Gjina Lucaj



Gjina Lucaj is a partner and business lawyer with Foley & Lardner LLP. Gjina practices general corporate and business law, with a focus on mergers and acquisitions and general corporate counseling. She is a member of the Transactional & Securities and Private Equity & Venture Capital Practices. She is also a member of the firm’s Automotive Industry Team.

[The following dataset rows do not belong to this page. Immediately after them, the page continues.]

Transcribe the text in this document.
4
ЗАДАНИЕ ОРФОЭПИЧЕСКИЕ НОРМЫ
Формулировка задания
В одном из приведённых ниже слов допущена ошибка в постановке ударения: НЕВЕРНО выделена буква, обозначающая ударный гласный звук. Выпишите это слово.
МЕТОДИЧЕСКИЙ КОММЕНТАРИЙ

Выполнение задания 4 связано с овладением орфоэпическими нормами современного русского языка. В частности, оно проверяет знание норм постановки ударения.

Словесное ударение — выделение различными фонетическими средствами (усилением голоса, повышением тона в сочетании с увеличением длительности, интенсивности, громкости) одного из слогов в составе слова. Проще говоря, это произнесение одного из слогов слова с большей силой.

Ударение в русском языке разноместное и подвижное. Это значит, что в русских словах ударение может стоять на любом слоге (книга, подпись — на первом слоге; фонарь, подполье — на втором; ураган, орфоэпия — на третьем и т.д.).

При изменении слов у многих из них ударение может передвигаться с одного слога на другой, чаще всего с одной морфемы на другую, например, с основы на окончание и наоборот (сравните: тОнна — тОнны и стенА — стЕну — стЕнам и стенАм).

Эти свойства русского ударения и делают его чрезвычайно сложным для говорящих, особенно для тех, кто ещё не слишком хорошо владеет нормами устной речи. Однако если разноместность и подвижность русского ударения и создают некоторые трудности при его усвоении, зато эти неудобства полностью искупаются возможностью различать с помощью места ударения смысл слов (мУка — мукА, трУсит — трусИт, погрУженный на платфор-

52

Gjina has significant experience with domestic and international strategic and private equity transactions across numerous industries. These transactions include mergers, acquisitions, divestitures, financing, and public and private debt and equity offerings. Gjina also regularly provides clients with general corporate, restructuring and contract counseling.

Representative Experience

  • Represented Wynnchurch Capital in its acquisition of Owen Family of Companies, a leading specialty equipment platform providing critical infrastructure solutions.
  • Represented Wynnchurch Capital in its acquisition of Appvion, a specialty and high-performance coatings company.
  • Represented Meridian Health and its owners in closing a $2.5 billion deal, whereby, WellCare Health acquired the state-licensed HMO, pharmacy benefit manager, and third-party administrator serving over 1 million members
  • Represented America’s 1st Choice and its prior owners in the sale of their Florida and South Carolina-based HMOs to Anthem (financial terms confidential)
  • Represented Wynnchurch Capital on the sale of Henniges Automotive. Henniges was formed upon the acquisition of Metzler Automotive and GDX Automotive where Foley represented Wynnchurch Capital in these global acquisitions. After successfully integrating and building the companies over three years, Foley represented the company in negotiation and the sale of Henniges to Littlejohn & Co, a private equity fund
  • Represented a private equity fund in its purchase of the global operations of a supplier of noise vibration and harshness products, along with bolt-on acquisitions and ultimately its sale to a public company. Given the global reach of Wolverine, the transaction involved antitrust filings and clearances in multiple countries, including U.S. and EU. This acquisition required a complex equity and debt financing structure that was negotiated with several banks and other financing sources
  • Represented a large public company and retail seller of shoes and accessories in numerous acquisitions of privately held companies in the shoe industry with operations both domestically and internationally
  • Represented Wynnchurch Capital and its affiliate, USP Holdings, Inc. in the acquisition of United States Pipe and Foundry Company, LLC and Fast Fabricators LLC from Mueller Water Products, Inc. (NYSE: MWA), numerous bolt-on acquisitions, and ultimately, its sale to Forterra Pipe
  • Represented a private equity fund in its investment in a global manufacturer and marketer of removable, durable grade pavement marking tapes
  • Represented a multinational automotive supplier in the sale of its manufacturing operations in Mexico
  • Represented a Spanish automotive supplier in its purchases of multiple supplier businesses in Indiana and Kentucky
  • Represented ABC Group (a Canadian automotive supplier) in a cross-border joint venture (U.S. and Canada) with Inoac Group structured as membership interest purchase of 50 percent of U.S. company and stock purchase of 50 percent of Canadian company
  • Represented a private equity fund in its stock acquisition of a commercial vehicle parts supplier from its public company parent
  • Represented a large contractor in confidential negotiations concerning the creation of a joint venture, creating a team to pursue an expected $4 billion Department of Defense procurement. Foley negotiated the terms, advised the client, and have since dealt with the addition of a new team member, the sale of another team member, and the evolution of the planned procurement. The creation of the joint venture remains confidential for competitive reasons
  • Represented a privately held pharmacy in the sale of all of its assets to a larger chain pharmacy store


Gjina was selected for inclusion in the list of Michigan Super Lawyers – Rising Stars® (2015, 2016, and 2019). The Rising Stars® list represents the top 2.5 percent of lawyers under 40 years old in Michigan based upon a survey of one’s peers.  


Gjina received her law degree from Wayne State University Law School (cum laude, 2009), where she was elected to the Order of Coif and served as senior note & comment editor of the Wayne Law Review. She received her bachelor’s degree, with highest distinction, from the University of Michigan (summa cum laude, 2004).


Gjina is admitted to the State Bar of Michigan.